The findings of this research also indicate that there are several predictor variables, and combinations of them, that can explain the intensity of the cybersickness symptoms. Variables such as motion sickness susceptibility, cognitive stress, past headaches, and age were able to explain a notable amount of variance of the various cybersickness scores we examined. These variables could be used to create a screening model of user susceptibility that could identify those individuals more at risk from suffering high levels of cybersickness. Indeed, there is research that has attempted to find generalizable predictive models of cybersickness (Bockleman and Lingum 2017; Rebenitsch and Owen 2021). If those users that are highly susceptible to cybersickness could be identified with sufficient accuracy, then special VR immersion protocols such as those proposed by Rebenitsch and Owen (2021) could be created for them in order to mitigate as much as possible their experiences of cybersickness. In this regard, the variables identified as predictors of the latent trajectories of cybersickness across the VR immersion are especially relevant, as they directly related to the feelings of discomfort that can lead users to prematurely terminate the VR experience. Other measures, such as dynamic field-of-view restriction or discrete viewpoint control (Farmani and Teather 2020; Teixeira and Palmisano 2020), can also be implemented to reduce the symptoms of cybersickness.

5 Conclusion

The present research had three main objectives: to estimate the pervasiveness and latent trajectories of cybersickness, to ascertain the impact of cybersickness on the VR experience, and to identify groups of variables capable of predicting the cybersickness symptomatology. Based on a robust sample and in the context of a psychotherapeutic VR environment for HMDs, we were able to determine that cybersickness is a common phenomenon that severely affects an important proportion of VR users. Additionally, the findings showed that cybersickness trajectories across the VR immersion are highly variable across individuals, but that at the mean level there is a strong near-linear increase of symptom severity with added time of VR exposure.

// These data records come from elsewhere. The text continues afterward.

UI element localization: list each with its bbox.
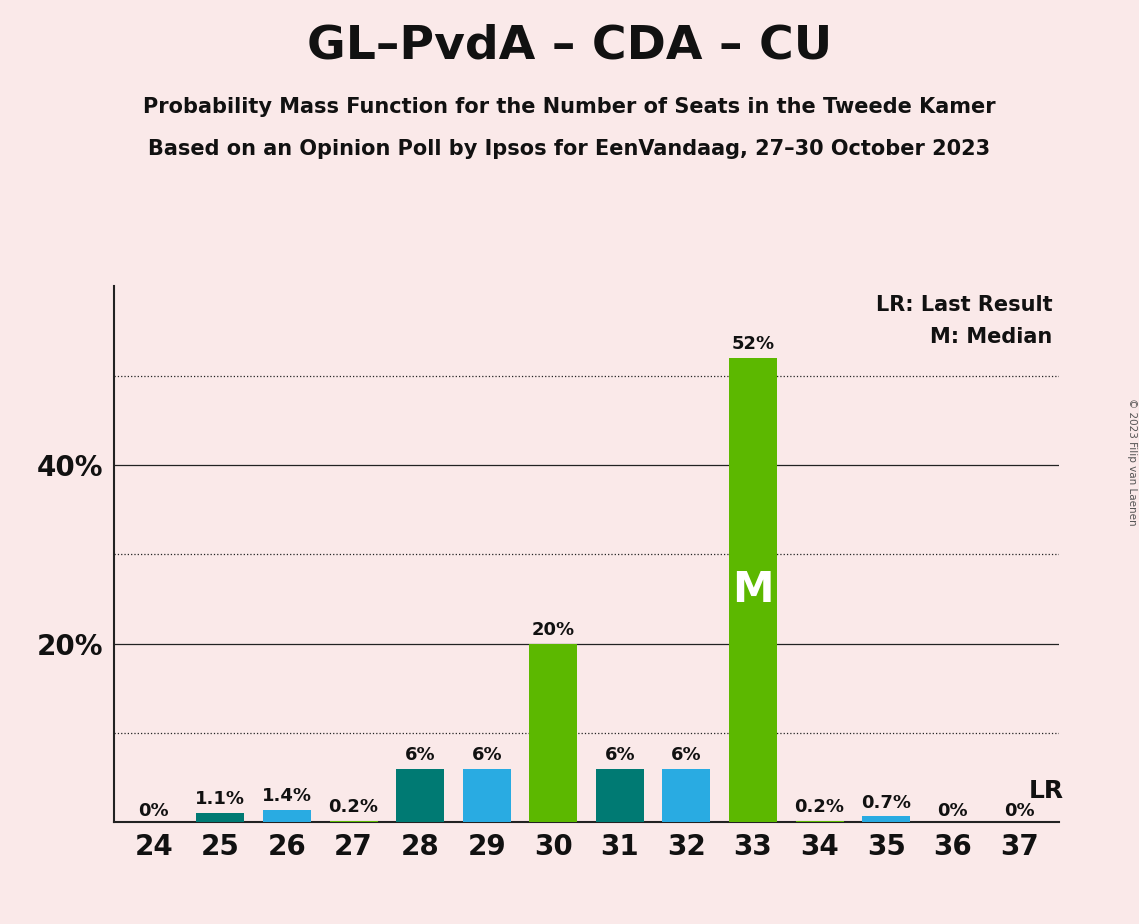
Text: Based on an Opinion Poll by Ipsos for EenVandaag, 27–30 October 2023: Based on an Opinion Poll by Ipsos for Ee… [148,139,991,159]
Text: M: Median: M: Median [931,327,1052,346]
Text: 0%: 0% [937,802,968,820]
Text: 52%: 52% [731,335,775,354]
Text: 0.2%: 0.2% [795,798,845,816]
Text: LR: LR [1029,779,1064,803]
Bar [263,809,311,822]
Text: © 2023 Filip van Laenen: © 2023 Filip van Laenen [1126,398,1137,526]
Bar [663,769,711,822]
Bar [796,821,844,822]
Bar [862,816,910,822]
Text: 6%: 6% [605,747,636,764]
Bar [530,644,577,822]
Text: 20%: 20% [532,621,575,639]
Text: 0%: 0% [139,802,170,820]
Text: 0%: 0% [1003,802,1034,820]
Text: 6%: 6% [404,747,435,764]
Bar [729,358,777,822]
Text: 6%: 6% [671,747,702,764]
Text: 0.7%: 0.7% [861,794,911,811]
Text: GL–PvdA – CDA – CU: GL–PvdA – CDA – CU [306,23,833,68]
Text: 1.1%: 1.1% [196,790,245,808]
Bar [196,812,245,822]
Text: 1.4%: 1.4% [262,787,312,806]
Text: 6%: 6% [472,747,502,764]
Bar [462,769,510,822]
Text: Probability Mass Function for the Number of Seats in the Tweede Kamer: Probability Mass Function for the Number… [144,97,995,117]
Bar [396,769,444,822]
Text: M: M [732,569,773,611]
Text: 0.2%: 0.2% [328,798,378,816]
Bar [596,769,644,822]
Text: LR: Last Result: LR: Last Result [876,296,1052,315]
Bar [329,821,377,822]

Further, the current findings indicate that cybersickness has a notable negative impact on the sense of virtual presence, the enjoyment of the VR experience, and the intentions of future usage, thus highlighting the relevancy of the problem for mass adoption of HMDs and VR programs. Finally, we identified groups of predictor variables that were able to substantially explain the different cybersickness symptoms, as well as explain the latent trajectories of cybersickness during the VR immersion. These variables that uniquely predicted greater severity of cybersickness were motion sickness susceptibility, cognitive stress, recent headaches, and age (being younger). Overall, this study presents a broad overview of the occurrence, consequents, and antecedents of cybersickness than can help guide future research and practice related to VR experiences with HMDs.